Due to the advancements of modern technologies, large-scale and high-dimensional data have been widely collected in almost every scientific disciplines.This introduces a several challenges including that the data are often accompanied by outliers due to possible measurement error, or many variables follow heavy-tailed distributions.
To address these challenges, my thesis proposes methodologies in the setting of the mean estimation and matrix recovery when the data have asymmetric and heavy-tailed distributions.
Additionally, I explore the characterization of tail behavior in random outcomes, focusing on expected shortfall, which is widely recognized as a measure of risk.
I propose nonparametric approaches for estimating expected shortfall, aiming to enhance its accuracy and applicability.
In Chapter 1, we propose a robust estimator to recover approximately low-rank matrices in the presence of heavy-tailed and asymmetric noises.Focusing on three archetypal applications including matrix compressed sensing, matrix completion and multitask learning, we provide sub-Gaussian-type deviation bounds when the noise variables only have bounded variances.
Computationally, we propose a matrix version of the local adaptive majorize-minimization algorithm, which is much faster than the alternating direction
method of multiplier used in previous work and is scalable to large datasets.
Chapter 2 studies the problem of robust and differentially private mean estimation and inference.We first provide a comprehensive analysis of the Huber mean estimator with increasing dimensions, including non-asymptotic deviation bound, Bahadur representation, and (uniform) Gaussian approximations.
Then, we privatize the Huber mean estimator via noisy gradient descent, and construct private confidence intervals for the proposed estimator by incorporating a private and robust covariance estimator.
In Chapter 3, we consider the problem of nonparametric estimation of conditional expected shortfall functions.To mitigate the curse of dimensionality, we propose a two-step nonparametric ES estimator based on fully connected neural nets with the ReLU activation function.
This approach (i) involves unobservable surrogate response variables that must be estimated from data in a preliminary step, and (ii) uses a properly chosen Huber loss to achieve exponential deviation bounds under heavy-tailed response distributions.
Using a plugged-in nonparametric conditional quantile estimate, also trained on deep neural nets, we establish non-asymptotic high probability bounds for the final robust ES estimator, which are optimal as if the true quantile function were known without resorting to any type of sample splitting.
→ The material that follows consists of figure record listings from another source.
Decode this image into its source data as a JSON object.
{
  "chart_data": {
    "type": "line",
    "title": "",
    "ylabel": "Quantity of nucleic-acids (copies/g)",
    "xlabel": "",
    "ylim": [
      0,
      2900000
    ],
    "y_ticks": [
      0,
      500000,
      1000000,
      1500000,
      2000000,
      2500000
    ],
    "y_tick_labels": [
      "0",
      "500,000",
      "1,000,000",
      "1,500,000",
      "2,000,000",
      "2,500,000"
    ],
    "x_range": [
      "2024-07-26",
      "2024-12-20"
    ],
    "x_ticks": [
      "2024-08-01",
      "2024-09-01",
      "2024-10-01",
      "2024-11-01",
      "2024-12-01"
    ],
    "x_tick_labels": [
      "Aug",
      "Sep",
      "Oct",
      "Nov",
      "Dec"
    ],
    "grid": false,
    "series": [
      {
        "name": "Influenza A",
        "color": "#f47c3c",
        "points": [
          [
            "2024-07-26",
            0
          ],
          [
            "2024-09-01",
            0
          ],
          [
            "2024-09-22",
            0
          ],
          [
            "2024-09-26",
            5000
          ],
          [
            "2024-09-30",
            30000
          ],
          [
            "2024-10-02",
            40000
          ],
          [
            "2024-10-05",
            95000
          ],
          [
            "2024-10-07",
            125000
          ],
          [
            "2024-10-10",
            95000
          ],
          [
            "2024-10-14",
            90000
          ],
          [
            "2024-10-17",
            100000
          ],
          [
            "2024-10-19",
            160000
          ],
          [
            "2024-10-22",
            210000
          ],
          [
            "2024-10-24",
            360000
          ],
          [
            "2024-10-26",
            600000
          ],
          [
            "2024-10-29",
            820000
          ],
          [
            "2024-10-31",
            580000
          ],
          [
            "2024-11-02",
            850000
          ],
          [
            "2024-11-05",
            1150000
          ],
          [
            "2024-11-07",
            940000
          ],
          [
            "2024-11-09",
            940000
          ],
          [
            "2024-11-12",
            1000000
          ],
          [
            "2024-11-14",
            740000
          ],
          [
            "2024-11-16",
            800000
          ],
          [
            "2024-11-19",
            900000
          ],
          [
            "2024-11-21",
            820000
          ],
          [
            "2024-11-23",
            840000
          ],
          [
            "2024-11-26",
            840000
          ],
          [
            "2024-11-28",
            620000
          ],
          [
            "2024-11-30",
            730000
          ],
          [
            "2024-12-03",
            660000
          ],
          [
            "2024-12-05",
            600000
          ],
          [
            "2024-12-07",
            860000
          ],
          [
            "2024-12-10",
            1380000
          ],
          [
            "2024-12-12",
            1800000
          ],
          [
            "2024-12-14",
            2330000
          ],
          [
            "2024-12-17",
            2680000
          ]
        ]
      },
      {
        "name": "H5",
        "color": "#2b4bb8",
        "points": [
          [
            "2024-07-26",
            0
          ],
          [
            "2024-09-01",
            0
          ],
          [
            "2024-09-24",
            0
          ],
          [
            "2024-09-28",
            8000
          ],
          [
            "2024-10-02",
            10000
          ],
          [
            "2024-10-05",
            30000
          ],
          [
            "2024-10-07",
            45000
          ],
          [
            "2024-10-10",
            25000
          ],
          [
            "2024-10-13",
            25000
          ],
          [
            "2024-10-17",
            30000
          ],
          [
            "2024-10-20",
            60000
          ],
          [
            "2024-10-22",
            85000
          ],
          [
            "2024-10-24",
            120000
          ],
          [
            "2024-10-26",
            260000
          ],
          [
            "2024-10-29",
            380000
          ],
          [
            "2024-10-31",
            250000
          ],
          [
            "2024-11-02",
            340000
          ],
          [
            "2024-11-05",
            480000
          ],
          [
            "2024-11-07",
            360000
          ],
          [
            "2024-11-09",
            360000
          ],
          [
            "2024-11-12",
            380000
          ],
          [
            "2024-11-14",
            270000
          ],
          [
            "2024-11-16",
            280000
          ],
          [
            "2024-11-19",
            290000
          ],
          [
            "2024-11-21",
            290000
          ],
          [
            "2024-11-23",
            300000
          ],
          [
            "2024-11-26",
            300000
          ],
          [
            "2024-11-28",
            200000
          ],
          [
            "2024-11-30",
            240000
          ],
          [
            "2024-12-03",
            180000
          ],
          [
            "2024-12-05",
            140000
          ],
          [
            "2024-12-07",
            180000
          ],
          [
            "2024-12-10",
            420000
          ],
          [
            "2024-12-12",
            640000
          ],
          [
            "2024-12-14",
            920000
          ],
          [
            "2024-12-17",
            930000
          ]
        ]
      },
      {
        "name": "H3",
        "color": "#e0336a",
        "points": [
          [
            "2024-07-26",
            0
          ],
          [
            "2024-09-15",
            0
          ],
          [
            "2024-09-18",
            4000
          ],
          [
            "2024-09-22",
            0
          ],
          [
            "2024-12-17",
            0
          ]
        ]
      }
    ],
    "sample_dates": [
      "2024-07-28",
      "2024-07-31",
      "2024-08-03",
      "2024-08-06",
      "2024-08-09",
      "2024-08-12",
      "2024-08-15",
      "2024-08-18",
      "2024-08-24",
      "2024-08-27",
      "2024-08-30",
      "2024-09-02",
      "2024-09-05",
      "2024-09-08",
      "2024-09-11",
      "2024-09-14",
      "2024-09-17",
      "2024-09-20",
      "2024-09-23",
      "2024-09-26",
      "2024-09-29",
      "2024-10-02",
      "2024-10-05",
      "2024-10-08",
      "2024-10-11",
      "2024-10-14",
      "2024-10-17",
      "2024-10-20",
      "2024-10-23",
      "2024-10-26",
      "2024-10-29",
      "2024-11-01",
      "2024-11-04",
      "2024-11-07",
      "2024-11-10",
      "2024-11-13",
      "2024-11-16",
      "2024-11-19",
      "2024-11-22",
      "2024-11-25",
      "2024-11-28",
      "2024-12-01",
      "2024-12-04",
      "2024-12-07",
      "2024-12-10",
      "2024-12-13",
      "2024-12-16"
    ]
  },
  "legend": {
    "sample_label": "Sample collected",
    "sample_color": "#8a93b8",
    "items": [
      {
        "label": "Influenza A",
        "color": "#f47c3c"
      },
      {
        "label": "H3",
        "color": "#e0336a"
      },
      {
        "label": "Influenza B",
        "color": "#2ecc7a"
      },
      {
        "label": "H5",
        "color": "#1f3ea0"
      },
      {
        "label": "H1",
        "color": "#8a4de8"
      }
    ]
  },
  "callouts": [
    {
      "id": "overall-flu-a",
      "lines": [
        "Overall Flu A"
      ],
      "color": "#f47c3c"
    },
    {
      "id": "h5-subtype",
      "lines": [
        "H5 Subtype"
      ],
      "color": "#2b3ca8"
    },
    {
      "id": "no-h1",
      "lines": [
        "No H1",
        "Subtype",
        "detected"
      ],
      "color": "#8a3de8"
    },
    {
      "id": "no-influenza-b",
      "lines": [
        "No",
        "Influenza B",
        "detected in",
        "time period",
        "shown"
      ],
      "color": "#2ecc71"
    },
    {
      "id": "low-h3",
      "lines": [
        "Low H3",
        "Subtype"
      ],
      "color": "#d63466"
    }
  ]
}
We demonstrate the effectiveness of deep robust ES regression with both numerical experiments and an empirical study on the impact of El Niño on heavy precipitations, for which effective tail learning is imperative.
In Chapter 4, I introduce a two-step nonparametric ES estimator that involves a plugged-in quantile function estimate without sample-splitting. We provide non-asymptotic estimation and Gaussian approximation error bounds, depending explicitly on the effective dimension, sample size, regularization parameters, and quantile estimation error.
To construct pointwise confidence bands, we propose a fast multiplier bootstrap procedure and establish its validity.
We demonstrate the finite-sample performance of the proposed methods through numerical experiments
and an empirical study aimed at examining the heterogeneous effects of features on average and large medical expenses.